Pope's Test career had one false start. In 1938, he was picked in the party for the Trent Bridge match against Australia and then discarded from the final eleven. He did represent England in the Victory series in 1945 taking 5/58 and 3/69 in the second match at Sheffield. Finally, he played in the Lord's Test of 1947 against South Africa, but took only one tail-end wicket and was not selected again.

During the war he worked simultaneously as a travelling dried fruit salesman for the Liverpool-based firm of Leatherbarrow and Company and for the Cuttholme Woodturning Company while continuing to live at Chesterfield, in Shirland Street.
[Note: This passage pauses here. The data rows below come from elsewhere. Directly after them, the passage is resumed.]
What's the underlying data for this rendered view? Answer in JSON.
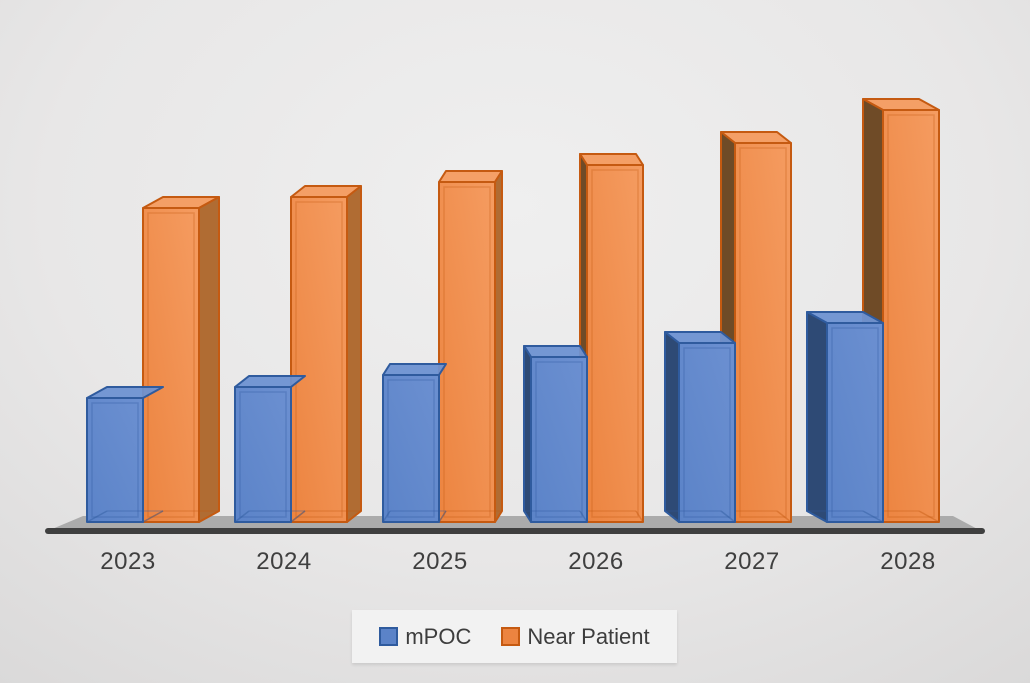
{
  "chart_data": {
    "type": "bar",
    "subtype": "3d-clustered-column",
    "title": "",
    "categories": [
      "2023",
      "2024",
      "2025",
      "2026",
      "2027",
      "2028"
    ],
    "series": [
      {
        "name": "mPOC",
        "values": [
          124,
          135,
          147,
          165,
          179,
          199
        ]
      },
      {
        "name": "Near Patient",
        "values": [
          314,
          325,
          340,
          357,
          379,
          412
        ]
      }
    ],
    "units": "relative height (no value axis shown in chart)",
    "value_axis_visible": false,
    "gridlines": false,
    "legend_position": "bottom",
    "legend_items": [
      "mPOC",
      "Near Patient"
    ]
  },
  "colors": {
    "blue": {
      "front": "#5B83C8",
      "front2": "#6C90D1",
      "top": "#6E92D2",
      "right": "#44689F",
      "left": "#2E4A75",
      "border": "#2F5B9E"
    },
    "orange": {
      "front": "#EC8440",
      "front2": "#F59C61",
      "top": "#F49B5F",
      "right": "#B06C33",
      "left": "#6F4B27",
      "border": "#C55A11"
    },
    "floor": "#ABABAB",
    "floor_edge": "#3F3F3F",
    "label_text": "#3F3F3F",
    "legend_bg": "#F3F3F3"
  }
}
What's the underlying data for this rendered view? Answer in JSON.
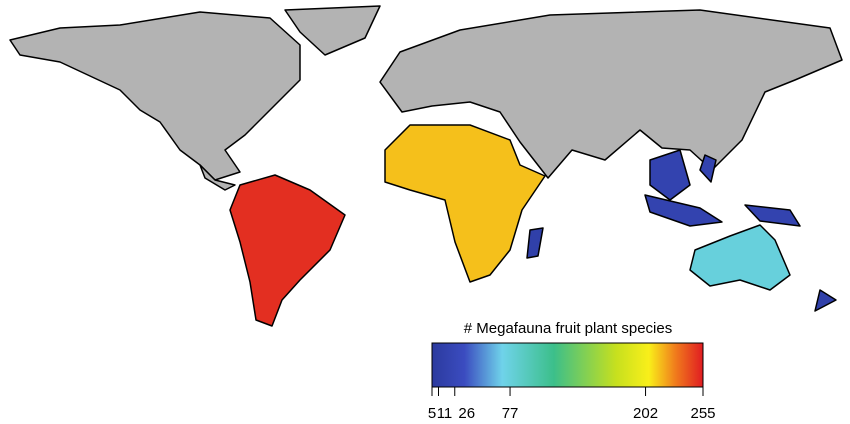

At the end of the 1948 season, Pope announced his immediate retirement to move to the Channel Islands to look after his wife, who was ill. He returned to first-class cricket on the Commonwealth XI tour of India, Pakistan and Ceylon in 1949–50, but at the end of that he retired for good.

Pope was a right hand batsman and played 312 innings in 205 first-class matches, with an average of 28.05. He made eight centuries, with a top score of 207 not out. He was a right-arm fast-medium bowler, and took 677 first-class wickets at average of 19.92, and a best performance of 8 for 38, amongst his forty five wicket hauls.

From 1966 to 1974, Pope stood as a first-class umpire in English county matches, returning for one last match as umpire in 1976.

He died in Chesterfield, Derbyshire, at the age of 82. As well as his elder brother Alf, his younger brother, Harold Pope, also played for Derbyshire.